No Caniço, a tradição de semear cebola perdura, entre prédios, modernidade e histórias de vida feitas de suor e amor pela terra.

cebola

Quem os vê ao longe, debruçados sobre a terra, debaixo de um chapéu improvisado para fazer frente ao sol abrasador, não fica indiferente ao quadro. E vale de facto a pena atravessar os poios, separados da estrada por muros empedrados, para saber mais sobre a família Coelho cujo historial a cuidar da terra já ultrapassa os 30 anos.

É final de Abril e no Caniço já se procede à apanha da cebola. A poucos metros do coração da cidade, os pequenos retângulos de terra preservam a ruralidade deste território que é hoje um dos grandes núcleos populacionais da ilha da Madeira.

O dia é de sol ameno mas, para quem trabalha a terra, o calor perturba e agudiza o cansaço. Acocorados sobre o solo, Célio, a mãe, o pai e um amigo da família apanham cebolas, refreando o cansaço com dois dedos de conversa.

“A nossa família sempre se dedicou à terra e ao cultivo da cebola em concreto. Posso dizer-lhe que nós próprios selecionamos a semente de ano para ano. Não compramos sementes há mais de 20 anos”, afiança com orgulho Célio Coelho.

Ao lado do filho e companheiro de trabalho, como sempre esteve ao longo da sua vida dedicada à agricultura, Lídia só desvia os olhos das cebolas para corroborar Célio que divaga, entretanto, sobre “a qualidade superior do produto” ali semeado.

Terreno aluga-se
‘Bujanico’ e ‘Peão’ assim se designam duas das espécies mais comuns no Caniço. “Sabe que as sementes vão se adaptando às caraterísticas da terra e a verdade é que se as plantarmos noutra zona não vingam da mesma forma”, explica Célio Sousa.

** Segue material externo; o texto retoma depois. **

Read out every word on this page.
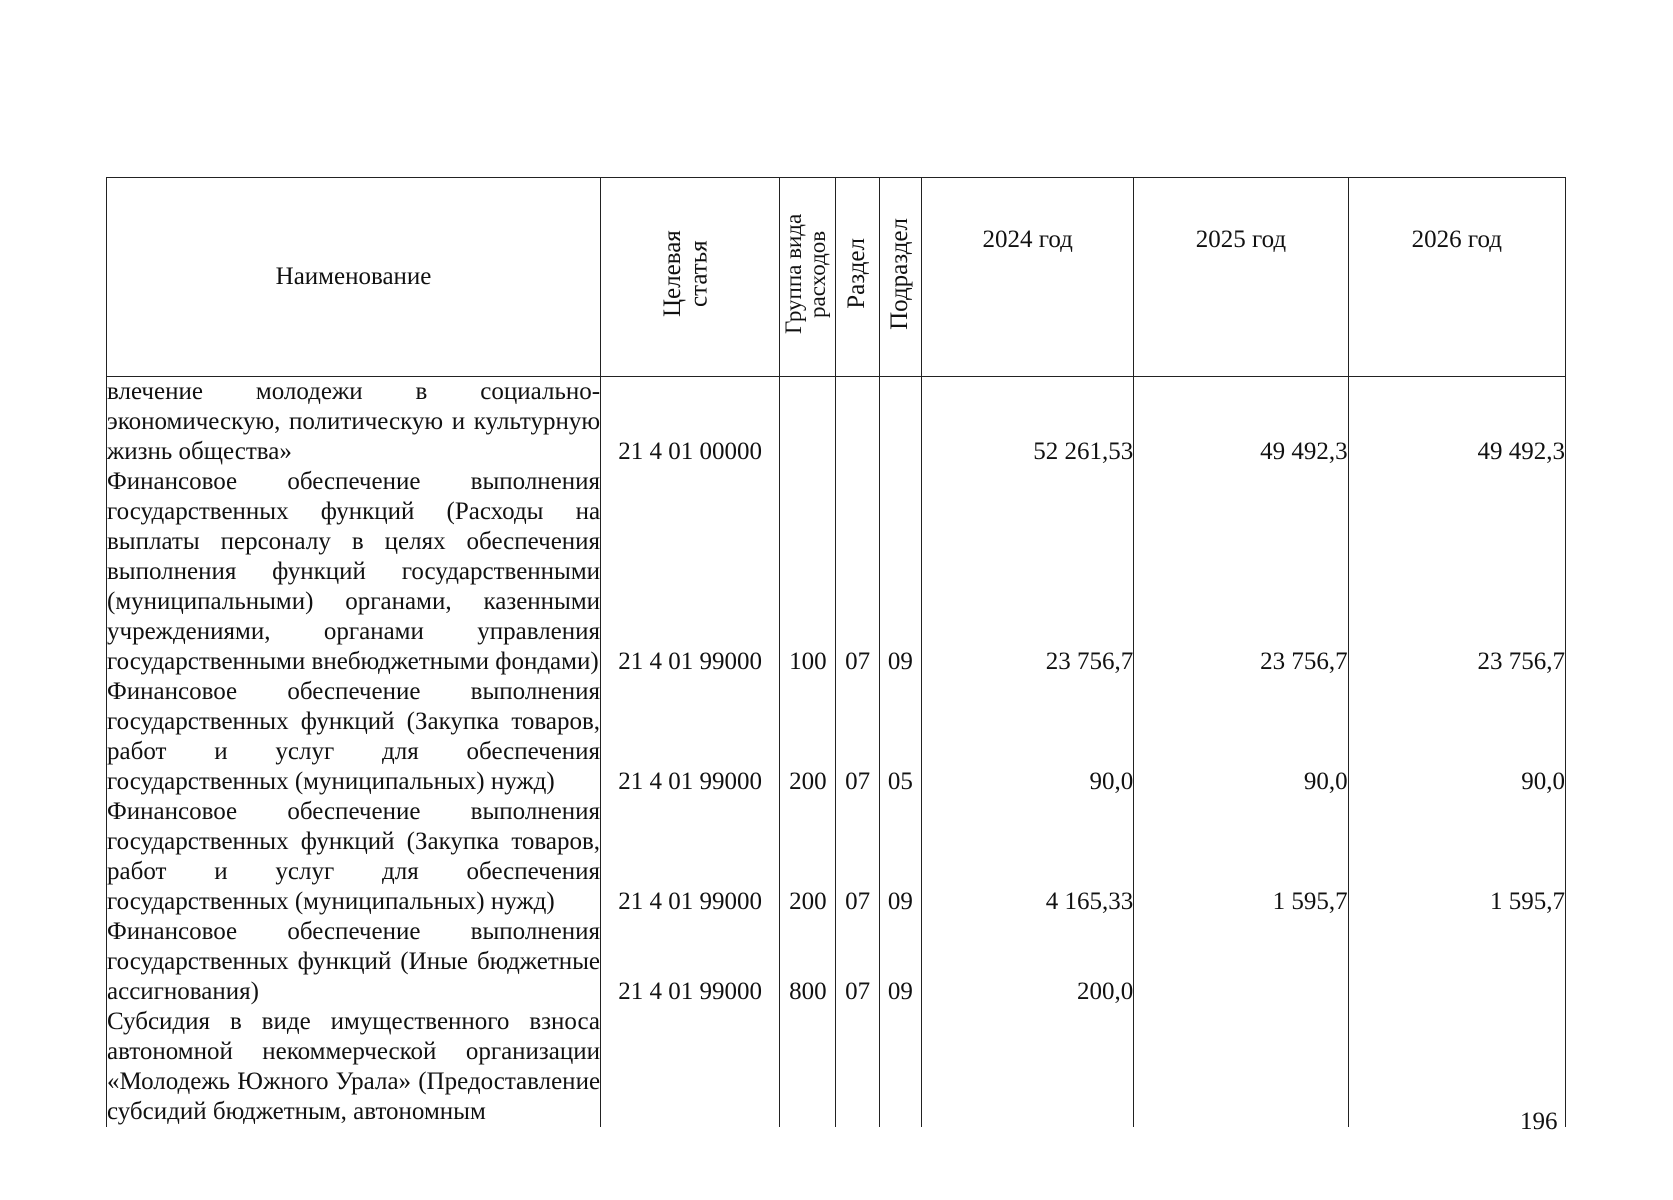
Наименование	Целевая статья	Группа вида расходов	Раздел	Подраздел	2024 год	2025 год	2026 год
влечение молодежи в социально-экономическую, политическую и культурную жизнь общества»	21 4 01 00000				52 261,53	49 492,3	49 492,3
Финансовое обеспечение выполнения государственных функций (Расходы на выплаты персоналу в целях обеспечения выполнения функций государственными (муниципальными) органами, казенными учреждениями, органами управления государственными внебюджетными фондами)	21 4 01 99000	100	07	09	23 756,7	23 756,7	23 756,7
Финансовое обеспечение выполнения государственных функций (Закупка товаров, работ и услуг для обеспечения государственных (муниципальных) нужд)	21 4 01 99000	200	07	05	90,0	90,0	90,0
Финансовое обеспечение выполнения государственных функций (Закупка товаров, работ и услуг для обеспечения государственных (муниципальных) нужд)	21 4 01 99000	200	07	09	4 165,33	1 595,7	1 595,7
Финансовое обеспечение выполнения государственных функций (Иные бюджетные ассигнования)	21 4 01 99000	800	07	09	200,0		
Субсидия в виде имущественного взноса автономной некоммерческой организации «Молодежь Южного Урала» (Предоставление субсидий бюджетным, автономным								196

O agricultor conta tirar, este ano, 8 toneladas de um terreno no Caniço de Baixo. Há 30 anos que é assim, a família Coelho ‘aluga poios’ para explorar. Nos dias de maior volume de trabalho, contratam pessoas pagas à hora para repartir o trabalho e assim se perpetua a tradição de cultivar a terra, uma profissão difícil, outrora mais rentável, mas sempre associada a uma grande dose de espírito de sacrifício e amor pela natureza.

Por hora, é só a família Coelho a apanhar cebolas sob o sol de Abril. “Apanhamos e descabeçamos (tirar a rama) antes de as recolher”. Célio prossegue as explicações, com agrado, embrenhado na conversa que o salva, por instantes, do mecanicismo da tarefa.

É tempo de partir. Afastamo-nos lentamente, por entre os poios e bonitas paredes de pedra. Logo abaixo os carros circulam a grande velocidade, indiferentes às gentes genuínas que trabalham a terra. No horizonte, o azul do mar é intenso.